Big Blue has created a new way to manufacture flat-panel displays that it asserts will boost production and lower costs.

IBM has created a new way to manufacture flat-panel displays that it asserts will improve production and lower costs.

The technique, which officially will be announced Thursday, could improve production efficiency for manufacturers in what is quickly becoming a commodity market. This could translate into cheaper laptops and handheld computers for consumers because flat panels, or liquid crystal displays, are often the most expensive component in such products.

The new technique is "remarkably simple" and consolidates a number of manufacturing steps, said Praveen Chaudhari, the IBM researcher who first thought of the idea.

"We basically replaced a technique that involved a rubbing process using a roller that looks like a paint roller to align a substrate for the addition of crystals," Chaudhari said Wednesday. "Now what we can do is, using an ion-beam gun, shoot atoms at a substrate to align it and prepare it for the addition of liquid crystals."

Crystals that are properly aligned turn pixels on and off when they twist and rotate in response to electronic signals from a computer.
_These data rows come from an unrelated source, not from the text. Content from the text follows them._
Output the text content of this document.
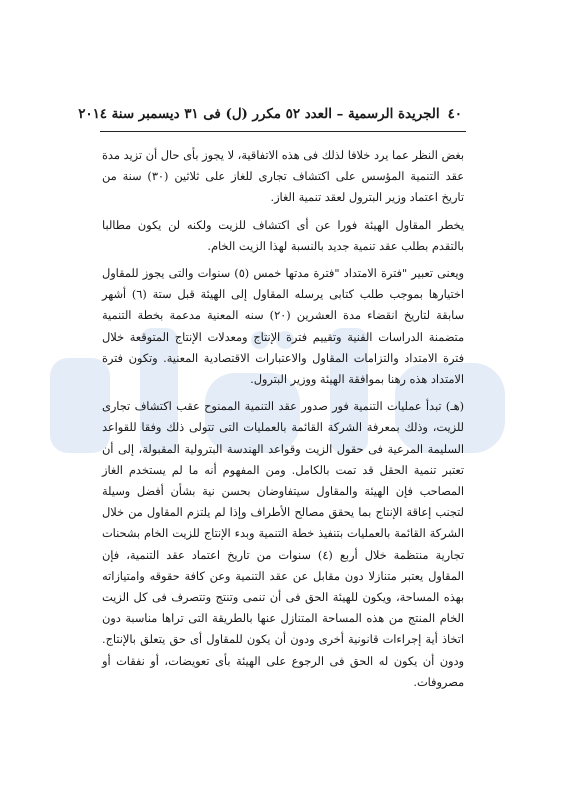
٤٠
الجريدة الرسمية – العدد ٥٢ مكرر (ل) فى ٣١ ديسمبر سنة ٢٠١٤

بغض النظر عما يرد خلافا لذلك فى هذه الاتفاقية، لا يجوز بأى حال أن تزيد مدة عقد التنمية المؤسس على اكتشاف تجارى للغاز على ثلاثين (٣٠) سنة من تاريخ اعتماد وزير البترول لعقد تنمية الغاز.

يخطر المقاول الهيئة فورا عن أى اكتشاف للزيت ولكنه لن يكون مطالبا بالتقدم بطلب عقد تنمية جديد بالنسبة لهذا الزيت الخام.

ويعنى تعبير "فترة الامتداد "فترة مدتها خمس (٥) سنوات والتى يجوز للمقاول اختيارها بموجب طلب كتابى يرسله المقاول إلى الهيئة قبل ستة (٦) أشهر سابقة لتاريخ انقضاء مدة العشرين (٢٠) سنه المعنية مدعمة بخطة التنمية متضمنة الدراسات الفنية وتقييم فترة الإنتاج ومعدلات الإنتاج المتوقعة خلال فترة الامتداد والتزامات المقاول والاعتبارات الاقتصادية المعنية. وتكون فترة الامتداد هذه رهنا بموافقة الهيئة ووزير البترول.

(هـ) تبدأ عمليات التنمية فور صدور عقد التنمية الممنوح عقب اكتشاف تجارى للزيت، وذلك بمعرفة الشركة القائمة بالعمليات التى تتولى ذلك وفقا للقواعد السليمة المرعية فى حقول الزيت وقواعد الهندسة البترولية المقبولة، إلى أن تعتبر تنمية الحقل قد تمت بالكامل. ومن المفهوم أنه ما لم يستخدم الغاز المصاحب فإن الهيئة والمقاول سيتفاوضان بحسن نية بشأن أفضل وسيلة لتجنب إعاقة الإنتاج بما يحقق مصالح الأطراف وإذا لم يلتزم المقاول من خلال الشركة القائمة بالعمليات بتنفيذ خطة التنمية وبدء الإنتاج للزيت الخام بشحنات تجارية منتظمة خلال أربع (٤) سنوات من تاريخ اعتماد عقد التنمية، فإن المقاول يعتبر متنازلا دون مقابل عن عقد التنمية وعن كافة حقوقه وامتيازاته بهذه المساحة، ويكون للهيئة الحق فى أن تنمى وتنتج وتتصرف فى كل الزيت الخام المنتج من هذه المساحة المتنازل عنها بالطريقة التى تراها مناسبة دون اتخاذ أية إجراءات قانونية أخرى ودون أن يكون للمقاول أى حق يتعلق بالإنتاج. ودون أن يكون له الحق فى الرجوع على الهيئة بأى تعويضات، أو نفقات أو مصروفات.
The rolling technique is commonly used by flat-panel manufacturers and introduces inefficiencies, as it entails a number of steps--steps that become unnecessary in the IBM method.

"Four steps are replaced by two from the process," DisplaySearch analyst Ross Young said.

Rubbing also increases the likelihood of streaks and contaminants on the displays.

IBM is already testing a manufacturing line using the new technique and expects production to begin by the end of the year.

"This is definitely an innovation that will lead to improved yields and lower costs, which means higher margins for manufacturers," Young said. "But it probably won't have a near-term impact because it will take time for manufacturers to adopt and implement the new technique."

Following a scarcity in the supply of liquid crystal displays, or flat panels, during the late 1990s, manufacturers began to ramp up production to meet demand for increasingly popular notebooks, handheld computers and cell phones. A surplus in the market has since ensued, resulting in falling prices of LCDs.